Über Gedichte

Bei Herrn Buddenbohm geht es heute um Gedichte und die Faszination, die so ein Gedicht, frei vorgetragen von den Eltern, bei Kindern auslösen kann.

Ich kenne mich da sehr gut aus, denn meine Mutter liebt Gedichte und kann sich sowas auch irre gut merken. Nach eigenen Angaben gehörte „Gedichte-auswendig-lernen“ zu ihren Lieblingsübungen während der Schulzeit und während andere sich abmühten, hat sie dann eben mal so lockerflockig Schillers „Die Bürgschaft“ gelernt und kommt da auch heute noch ziemlich weit. (Ich komme deswegen auch immer bis zur ersten Strophe, ohne das Gedicht einmal selbst gelesen zu haben.)

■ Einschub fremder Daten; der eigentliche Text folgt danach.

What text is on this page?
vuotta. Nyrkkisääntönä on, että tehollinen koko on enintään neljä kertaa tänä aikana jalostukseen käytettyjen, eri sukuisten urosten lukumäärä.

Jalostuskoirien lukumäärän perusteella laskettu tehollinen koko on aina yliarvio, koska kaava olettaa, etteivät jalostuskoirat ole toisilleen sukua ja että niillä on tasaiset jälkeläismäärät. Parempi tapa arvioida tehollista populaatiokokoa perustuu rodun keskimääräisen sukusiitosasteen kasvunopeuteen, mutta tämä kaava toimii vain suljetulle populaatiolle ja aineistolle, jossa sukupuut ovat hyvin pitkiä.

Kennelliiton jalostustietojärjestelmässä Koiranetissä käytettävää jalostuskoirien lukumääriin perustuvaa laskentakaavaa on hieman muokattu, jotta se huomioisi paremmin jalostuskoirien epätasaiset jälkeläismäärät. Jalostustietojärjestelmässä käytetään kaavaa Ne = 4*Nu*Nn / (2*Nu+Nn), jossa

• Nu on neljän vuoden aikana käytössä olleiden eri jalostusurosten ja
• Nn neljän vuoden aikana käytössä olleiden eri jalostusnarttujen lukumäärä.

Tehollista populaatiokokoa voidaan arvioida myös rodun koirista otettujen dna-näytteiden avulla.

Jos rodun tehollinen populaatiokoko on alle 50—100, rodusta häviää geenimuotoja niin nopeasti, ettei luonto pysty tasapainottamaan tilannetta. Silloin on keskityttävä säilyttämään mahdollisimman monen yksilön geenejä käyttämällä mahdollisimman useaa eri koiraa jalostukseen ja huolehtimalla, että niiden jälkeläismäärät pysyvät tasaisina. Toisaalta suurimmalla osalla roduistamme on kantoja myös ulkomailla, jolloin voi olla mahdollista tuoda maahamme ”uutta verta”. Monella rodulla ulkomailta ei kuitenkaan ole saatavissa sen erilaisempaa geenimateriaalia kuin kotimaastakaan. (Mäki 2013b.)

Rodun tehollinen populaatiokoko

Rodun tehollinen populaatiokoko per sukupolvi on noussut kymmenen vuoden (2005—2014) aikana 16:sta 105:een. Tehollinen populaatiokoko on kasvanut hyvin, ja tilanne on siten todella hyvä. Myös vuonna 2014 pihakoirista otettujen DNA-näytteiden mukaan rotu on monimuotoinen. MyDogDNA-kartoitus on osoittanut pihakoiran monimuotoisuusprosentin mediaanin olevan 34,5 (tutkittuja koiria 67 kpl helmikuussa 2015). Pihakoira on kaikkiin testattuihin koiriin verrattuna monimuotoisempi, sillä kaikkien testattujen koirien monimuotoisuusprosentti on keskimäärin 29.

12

Am liebsten hab ich aber „Das alizarinblaue Zwergenkind“ gehört, das konnte sie auch besonders gut, mit diesem fulminanten Einstieg, dem enthusiastischen „Ui, fein!“, und dann zum Schluss der großen traurigen Enttäuschung. Kann ich nur empfehlen, lernt sich auch schön und hat so hübsche, geheimnisvolle Wörter. Auch ich krieg das so einigermaßen aus dem Kopf hin, bin aber besser bei Heinz Erhardts „Die Made“, das endet ja auch ganz furchtbar und traurig.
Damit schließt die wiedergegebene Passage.